The decline in the yield curves reflected market expectations that the interest rate would no longer be higher, said Pongpen Ruengvirayudh, BOT's senior director.
Nattapol Chavalitcheevin, president of Thai Bond Market Association, said the market had forecast that the interest rate would be sustainable at 3.75 per cent until the end of the year as oil and commodity prices have declined.
The interest rate could be lower next year if inflationary pressure eased and economic growth needed to be boosted.
He expected the yield curves would not change significantly from now on, due to balance of demand and supply in the market.
The government plans a Bt450billion bond issue during the next fiscal year to cover its budget deficit. The total amount is higher than ever issued in the past.
At the same time, demand for the bonds are likely to be higher than usual after the Deposit Protection Agency removes its blanket guarantee next year. Many depositors are expected to shift their money from banks to the bond market.

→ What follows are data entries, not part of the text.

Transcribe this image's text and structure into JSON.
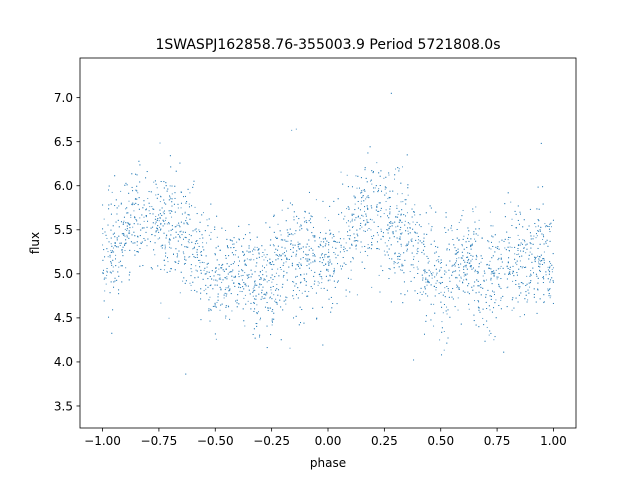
{
  "chart_data": {
    "type": "scatter",
    "title": "1SWASPJ162858.76-355003.9 Period 5721808.0s",
    "xlabel": "phase",
    "ylabel": "flux",
    "xlim": [
      -1.1,
      1.1
    ],
    "ylim": [
      3.25,
      7.45
    ],
    "xticks": [
      -1.0,
      -0.75,
      -0.5,
      -0.25,
      0.0,
      0.25,
      0.5,
      0.75,
      1.0
    ],
    "xtick_labels": [
      "−1.00",
      "−0.75",
      "−0.50",
      "−0.25",
      "0.00",
      "0.25",
      "0.50",
      "0.75",
      "1.00"
    ],
    "yticks": [
      3.5,
      4.0,
      4.5,
      5.0,
      5.5,
      6.0,
      6.5,
      7.0
    ],
    "ytick_labels": [
      "3.5",
      "4.0",
      "4.5",
      "5.0",
      "5.5",
      "6.0",
      "6.5",
      "7.0"
    ],
    "grid": false,
    "legend": "none",
    "marker_color": "#1f77b4",
    "series": [
      {
        "profile_phase": [
          0.0,
          0.05,
          0.1,
          0.15,
          0.2,
          0.25,
          0.3,
          0.35,
          0.4,
          0.45,
          0.5,
          0.55,
          0.6,
          0.65,
          0.7,
          0.75,
          0.8,
          0.85,
          0.9,
          0.95,
          1.0
        ],
        "profile_mean_flux": [
          5.15,
          5.25,
          5.45,
          5.6,
          5.65,
          5.55,
          5.5,
          5.45,
          5.3,
          5.1,
          4.95,
          4.95,
          5.05,
          5.05,
          4.9,
          4.95,
          5.1,
          5.15,
          5.2,
          5.2,
          5.2
        ],
        "scatter_sigma": 0.3,
        "y_min": 3.4,
        "y_max": 7.3
      }
    ]
  }
}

The demand can usually absorb supply when many institutional investors such as the Government Pension Fun, the Social Security Fund and mutual funds put money in the market.
He said the prolonged political turmoil and the continued rise in interest rates have lessened the supply as the corporations have suspended their financing.
Despite political tensions, key economic indicators for July suggested satisfactory consumer spending and investments, Pannee Sathavarodom, directorgeneral of the Fiscal Policy Office, said yesterday.
Farmers still enjoyed high income due to the high prices of farm products. They bought more motorcycles last month, she said. Sales of motor bikes jumped by 16.3 per cent compared with the same month last year. Car sales also rose 27.5 per cent year on year, although that figure marked a slight decline over the June growth number of 29.3 per cent.
Collection of valueadded tax at constant price also increased 23.3 per cent, up from 7.6 per cent in the previous month.
These indicators suggested that consumption continued to expand, she said.
Investment also showed signs of expansion as tax collected from realestate transactions increased 43 per cent, up from 25.9 per cent in June. Import volumes of capital goods also rose 28.4 per cent last month compared to 8.4 per cent in the previous month.